Saturday, March 29, 2008
NO TIME FOR ROSES
When I learned that my grandfather would accompany my parents to our home in December, I was thrilled. My delight was not only because my grandfather had never visited this house, but because the timing of the trip was perfect. Panhandle gardens go dormant during the winter. I was relieved my grandpa would not discover how negligent I'd become with gardening tasks. At 92, my grandfather works in his yard like a man thirty years younger.
Some of his neighbors called my mom last spring and told her, "Your dad was shoveling a load of dirt out of his pickup." He'd fallen in love with amaryllis and was building a huge bed for bulbs in his front yard.

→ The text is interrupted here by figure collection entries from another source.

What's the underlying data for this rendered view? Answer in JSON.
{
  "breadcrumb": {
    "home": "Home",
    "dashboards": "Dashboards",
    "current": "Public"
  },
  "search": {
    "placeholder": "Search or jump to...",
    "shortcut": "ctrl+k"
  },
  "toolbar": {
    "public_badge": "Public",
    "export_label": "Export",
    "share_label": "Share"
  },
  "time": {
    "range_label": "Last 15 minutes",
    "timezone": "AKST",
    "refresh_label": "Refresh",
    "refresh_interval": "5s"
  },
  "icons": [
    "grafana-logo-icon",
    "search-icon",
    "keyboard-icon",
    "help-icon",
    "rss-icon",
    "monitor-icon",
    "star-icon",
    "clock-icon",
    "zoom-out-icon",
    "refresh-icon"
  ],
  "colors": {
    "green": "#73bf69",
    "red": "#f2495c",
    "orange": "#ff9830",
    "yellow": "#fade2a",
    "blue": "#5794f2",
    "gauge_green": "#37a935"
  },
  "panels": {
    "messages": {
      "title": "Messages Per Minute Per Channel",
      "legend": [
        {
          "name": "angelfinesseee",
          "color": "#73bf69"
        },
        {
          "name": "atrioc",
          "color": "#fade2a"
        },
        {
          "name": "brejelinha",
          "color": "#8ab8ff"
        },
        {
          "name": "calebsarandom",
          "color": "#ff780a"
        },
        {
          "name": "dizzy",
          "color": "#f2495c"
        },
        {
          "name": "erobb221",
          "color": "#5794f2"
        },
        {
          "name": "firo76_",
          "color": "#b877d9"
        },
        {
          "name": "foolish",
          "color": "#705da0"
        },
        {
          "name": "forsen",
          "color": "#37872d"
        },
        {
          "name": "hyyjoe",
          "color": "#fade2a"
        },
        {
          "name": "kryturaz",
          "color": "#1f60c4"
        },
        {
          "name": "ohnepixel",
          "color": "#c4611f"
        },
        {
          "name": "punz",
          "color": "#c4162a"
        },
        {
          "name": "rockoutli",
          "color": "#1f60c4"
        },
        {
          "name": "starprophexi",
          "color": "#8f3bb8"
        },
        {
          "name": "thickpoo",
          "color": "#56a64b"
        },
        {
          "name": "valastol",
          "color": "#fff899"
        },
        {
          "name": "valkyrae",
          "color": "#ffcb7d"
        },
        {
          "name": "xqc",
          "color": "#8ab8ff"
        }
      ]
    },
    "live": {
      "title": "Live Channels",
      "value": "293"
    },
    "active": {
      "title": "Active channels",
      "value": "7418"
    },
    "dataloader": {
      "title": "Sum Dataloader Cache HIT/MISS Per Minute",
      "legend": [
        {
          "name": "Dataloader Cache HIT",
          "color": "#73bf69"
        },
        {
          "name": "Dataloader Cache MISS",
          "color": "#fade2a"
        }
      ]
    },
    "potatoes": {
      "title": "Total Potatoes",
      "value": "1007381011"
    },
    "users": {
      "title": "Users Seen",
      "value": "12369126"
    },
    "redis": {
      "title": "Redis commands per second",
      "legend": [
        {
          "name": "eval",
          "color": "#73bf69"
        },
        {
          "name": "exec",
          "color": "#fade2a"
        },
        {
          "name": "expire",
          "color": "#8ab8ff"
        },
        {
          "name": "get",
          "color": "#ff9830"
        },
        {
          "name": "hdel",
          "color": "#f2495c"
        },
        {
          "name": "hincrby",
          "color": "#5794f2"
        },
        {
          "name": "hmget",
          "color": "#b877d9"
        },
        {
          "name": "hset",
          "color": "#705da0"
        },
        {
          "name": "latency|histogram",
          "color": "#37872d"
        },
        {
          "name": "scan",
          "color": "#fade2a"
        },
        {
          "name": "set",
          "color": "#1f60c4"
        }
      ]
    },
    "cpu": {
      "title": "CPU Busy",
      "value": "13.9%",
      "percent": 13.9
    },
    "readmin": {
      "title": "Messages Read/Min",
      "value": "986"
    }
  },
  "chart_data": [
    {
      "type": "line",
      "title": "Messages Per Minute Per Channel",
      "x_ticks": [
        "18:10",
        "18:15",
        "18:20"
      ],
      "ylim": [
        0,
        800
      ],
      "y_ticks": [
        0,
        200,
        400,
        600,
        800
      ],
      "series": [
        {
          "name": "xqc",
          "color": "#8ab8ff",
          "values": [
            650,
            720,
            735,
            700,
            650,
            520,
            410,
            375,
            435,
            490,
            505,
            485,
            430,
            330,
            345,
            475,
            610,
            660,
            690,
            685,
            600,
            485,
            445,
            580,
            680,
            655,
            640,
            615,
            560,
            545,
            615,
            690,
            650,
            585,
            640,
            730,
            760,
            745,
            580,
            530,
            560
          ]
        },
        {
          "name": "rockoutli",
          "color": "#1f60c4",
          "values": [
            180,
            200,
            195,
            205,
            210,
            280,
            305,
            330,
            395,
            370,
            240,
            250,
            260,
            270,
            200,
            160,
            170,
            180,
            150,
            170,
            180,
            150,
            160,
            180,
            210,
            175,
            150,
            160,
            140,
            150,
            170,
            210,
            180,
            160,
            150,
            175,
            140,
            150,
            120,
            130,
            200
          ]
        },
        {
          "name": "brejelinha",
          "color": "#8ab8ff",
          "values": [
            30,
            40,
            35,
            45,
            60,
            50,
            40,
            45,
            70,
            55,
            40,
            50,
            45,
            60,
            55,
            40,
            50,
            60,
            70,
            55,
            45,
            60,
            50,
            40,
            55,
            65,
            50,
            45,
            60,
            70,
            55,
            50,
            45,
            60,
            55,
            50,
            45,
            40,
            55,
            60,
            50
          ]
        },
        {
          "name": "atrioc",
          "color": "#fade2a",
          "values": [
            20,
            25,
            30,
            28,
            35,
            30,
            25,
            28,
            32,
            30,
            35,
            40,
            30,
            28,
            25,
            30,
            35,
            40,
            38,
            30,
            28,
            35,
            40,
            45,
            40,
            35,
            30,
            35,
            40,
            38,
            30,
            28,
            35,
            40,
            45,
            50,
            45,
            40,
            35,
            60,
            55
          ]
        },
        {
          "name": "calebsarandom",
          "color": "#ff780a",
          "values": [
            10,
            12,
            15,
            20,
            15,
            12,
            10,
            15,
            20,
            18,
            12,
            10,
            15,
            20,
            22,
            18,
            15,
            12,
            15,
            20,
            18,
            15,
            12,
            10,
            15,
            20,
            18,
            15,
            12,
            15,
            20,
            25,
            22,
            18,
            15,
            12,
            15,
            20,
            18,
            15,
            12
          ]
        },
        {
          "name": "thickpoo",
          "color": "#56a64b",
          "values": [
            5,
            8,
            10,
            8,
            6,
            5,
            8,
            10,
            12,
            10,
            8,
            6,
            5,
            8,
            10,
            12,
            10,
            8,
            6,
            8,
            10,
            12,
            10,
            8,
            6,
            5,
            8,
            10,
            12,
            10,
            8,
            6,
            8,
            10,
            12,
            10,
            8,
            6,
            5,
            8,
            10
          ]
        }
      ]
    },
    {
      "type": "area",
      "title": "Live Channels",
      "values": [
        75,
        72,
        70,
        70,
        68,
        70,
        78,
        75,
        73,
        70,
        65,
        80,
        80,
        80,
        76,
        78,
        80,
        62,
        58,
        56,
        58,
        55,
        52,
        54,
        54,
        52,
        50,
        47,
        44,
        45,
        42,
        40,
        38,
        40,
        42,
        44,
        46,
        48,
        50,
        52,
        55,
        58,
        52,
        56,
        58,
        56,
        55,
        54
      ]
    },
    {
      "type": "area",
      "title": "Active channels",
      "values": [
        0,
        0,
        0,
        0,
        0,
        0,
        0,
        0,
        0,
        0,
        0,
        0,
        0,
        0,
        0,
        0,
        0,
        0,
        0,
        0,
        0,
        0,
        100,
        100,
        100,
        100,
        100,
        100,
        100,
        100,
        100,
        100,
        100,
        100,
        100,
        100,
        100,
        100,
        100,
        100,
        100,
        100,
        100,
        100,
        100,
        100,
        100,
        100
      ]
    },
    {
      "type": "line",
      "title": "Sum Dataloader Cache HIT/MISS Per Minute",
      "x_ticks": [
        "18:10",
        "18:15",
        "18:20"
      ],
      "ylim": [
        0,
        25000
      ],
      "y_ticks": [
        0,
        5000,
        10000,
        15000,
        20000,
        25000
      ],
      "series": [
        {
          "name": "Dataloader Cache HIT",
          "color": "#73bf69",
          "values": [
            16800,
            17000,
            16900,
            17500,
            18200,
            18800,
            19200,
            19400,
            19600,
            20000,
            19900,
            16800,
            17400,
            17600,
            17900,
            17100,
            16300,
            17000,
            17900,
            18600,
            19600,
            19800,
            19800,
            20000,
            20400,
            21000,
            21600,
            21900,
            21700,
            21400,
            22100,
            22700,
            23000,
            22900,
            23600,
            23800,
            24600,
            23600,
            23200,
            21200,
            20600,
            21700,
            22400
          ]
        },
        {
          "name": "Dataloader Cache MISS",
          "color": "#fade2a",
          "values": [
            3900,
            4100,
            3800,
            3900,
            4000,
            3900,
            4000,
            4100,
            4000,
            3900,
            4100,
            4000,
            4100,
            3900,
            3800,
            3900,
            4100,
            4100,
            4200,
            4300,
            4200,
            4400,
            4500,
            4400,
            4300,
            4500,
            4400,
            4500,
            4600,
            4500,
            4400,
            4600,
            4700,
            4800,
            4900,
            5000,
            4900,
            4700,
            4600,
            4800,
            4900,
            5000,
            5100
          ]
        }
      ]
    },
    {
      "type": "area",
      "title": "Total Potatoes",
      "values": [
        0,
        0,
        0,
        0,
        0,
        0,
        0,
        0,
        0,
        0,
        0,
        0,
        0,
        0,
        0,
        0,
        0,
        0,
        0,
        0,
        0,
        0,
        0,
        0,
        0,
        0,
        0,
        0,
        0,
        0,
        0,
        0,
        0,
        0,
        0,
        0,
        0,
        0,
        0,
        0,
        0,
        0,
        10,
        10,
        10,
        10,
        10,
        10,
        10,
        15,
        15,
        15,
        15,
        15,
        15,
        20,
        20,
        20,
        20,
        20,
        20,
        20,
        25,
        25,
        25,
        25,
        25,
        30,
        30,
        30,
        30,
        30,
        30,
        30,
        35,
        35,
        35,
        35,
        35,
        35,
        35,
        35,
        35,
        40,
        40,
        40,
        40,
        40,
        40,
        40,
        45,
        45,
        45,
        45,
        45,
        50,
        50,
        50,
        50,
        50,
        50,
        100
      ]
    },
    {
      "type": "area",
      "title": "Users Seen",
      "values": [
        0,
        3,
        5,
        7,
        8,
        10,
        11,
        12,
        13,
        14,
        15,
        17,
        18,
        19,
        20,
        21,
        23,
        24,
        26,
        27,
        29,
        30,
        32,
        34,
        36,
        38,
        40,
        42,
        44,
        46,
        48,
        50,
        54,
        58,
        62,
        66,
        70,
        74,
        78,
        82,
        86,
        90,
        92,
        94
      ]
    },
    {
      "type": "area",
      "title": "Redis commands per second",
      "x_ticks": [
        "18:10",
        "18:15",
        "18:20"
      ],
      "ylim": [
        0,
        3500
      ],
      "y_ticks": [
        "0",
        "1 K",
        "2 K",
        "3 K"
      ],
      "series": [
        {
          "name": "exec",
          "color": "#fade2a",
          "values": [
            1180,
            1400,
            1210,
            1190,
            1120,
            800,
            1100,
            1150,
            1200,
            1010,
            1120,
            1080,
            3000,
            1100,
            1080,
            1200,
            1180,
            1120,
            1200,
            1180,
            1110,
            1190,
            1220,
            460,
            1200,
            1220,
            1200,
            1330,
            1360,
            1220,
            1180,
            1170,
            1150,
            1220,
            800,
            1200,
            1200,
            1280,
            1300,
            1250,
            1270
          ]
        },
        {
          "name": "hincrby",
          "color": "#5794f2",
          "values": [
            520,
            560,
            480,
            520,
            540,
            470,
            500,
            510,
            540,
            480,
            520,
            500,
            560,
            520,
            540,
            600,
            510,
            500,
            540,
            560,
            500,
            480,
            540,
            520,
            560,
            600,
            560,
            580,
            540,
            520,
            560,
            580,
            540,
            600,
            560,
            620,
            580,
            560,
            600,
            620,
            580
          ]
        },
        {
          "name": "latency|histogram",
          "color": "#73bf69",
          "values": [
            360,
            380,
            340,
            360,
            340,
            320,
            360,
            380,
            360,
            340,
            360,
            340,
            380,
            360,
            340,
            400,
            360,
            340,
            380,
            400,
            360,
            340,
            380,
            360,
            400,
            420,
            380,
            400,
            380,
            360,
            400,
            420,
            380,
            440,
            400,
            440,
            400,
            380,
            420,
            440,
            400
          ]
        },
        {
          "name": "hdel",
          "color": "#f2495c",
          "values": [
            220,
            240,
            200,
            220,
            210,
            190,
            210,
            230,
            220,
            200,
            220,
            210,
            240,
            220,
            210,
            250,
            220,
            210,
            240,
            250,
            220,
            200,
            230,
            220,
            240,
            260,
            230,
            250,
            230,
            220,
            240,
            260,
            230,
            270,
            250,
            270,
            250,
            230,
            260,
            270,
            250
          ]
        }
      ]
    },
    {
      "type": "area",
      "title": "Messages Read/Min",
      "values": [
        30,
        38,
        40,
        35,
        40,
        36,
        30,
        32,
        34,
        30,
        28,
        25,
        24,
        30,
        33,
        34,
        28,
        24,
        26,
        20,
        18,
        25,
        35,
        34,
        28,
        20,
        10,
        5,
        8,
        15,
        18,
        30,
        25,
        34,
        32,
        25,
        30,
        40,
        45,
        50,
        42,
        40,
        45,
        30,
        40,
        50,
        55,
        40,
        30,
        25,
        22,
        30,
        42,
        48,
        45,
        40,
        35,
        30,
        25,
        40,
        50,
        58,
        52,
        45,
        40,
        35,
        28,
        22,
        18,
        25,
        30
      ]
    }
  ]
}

Years ago, before I started writing, I, too, was a passionate gardener. A bed filled with roses, plumbago, periwinkles and crepe myrtles curved along my back fence. Our dinners included dishes with rosemary and mint grown in my herb garden outside the kitchen door. I greeted each day by watering my plants. I even planted the grass in my backyard from seed.
No one had to tell me when to pull the weeds or prune my rose bushes. I knew. Those years, tending my garden was my bliss.
Then I moved to Amarillo and began to write fiction. I still piddled in the yard, but more and more, pens replaced shovels and pruners. I toiled with words instead of soil. Writing had become my bliss.
I'm not suggesting that writing should replace all other pleasures. As writers we must remain participants in life. Or how would we have anything to write about? But, I believe, to do one passion well demands selfish amounts of time. For me, that passion is writing.
In her book, Writing Alone and With Others, Pat Schneider tells how she came to this same conclusion. "Suddenly I saw that I had to make a choice. I said to myself, you can't have it all...that day I folded up the quilt patterns and scraps of cloth. I stopped making jelly; I gave up sewing forever. Because I wanted most to be a writer."
Knowing that writing deserves my attention doesn't keep me from wincing at the weeds surrounding the grape hyacinths. And I occasionally dream of the day I'll return to the garden with the same gusto as years before.
Last winter, when my grandfather arrived at our home, he studied our backyard and said, "Your roses need a good cutting back. You should do it now before spring settles in."
It is spring. The roses will bloom soon. I didn't heed my grandfather's warning. But last month I did finish a new manuscript.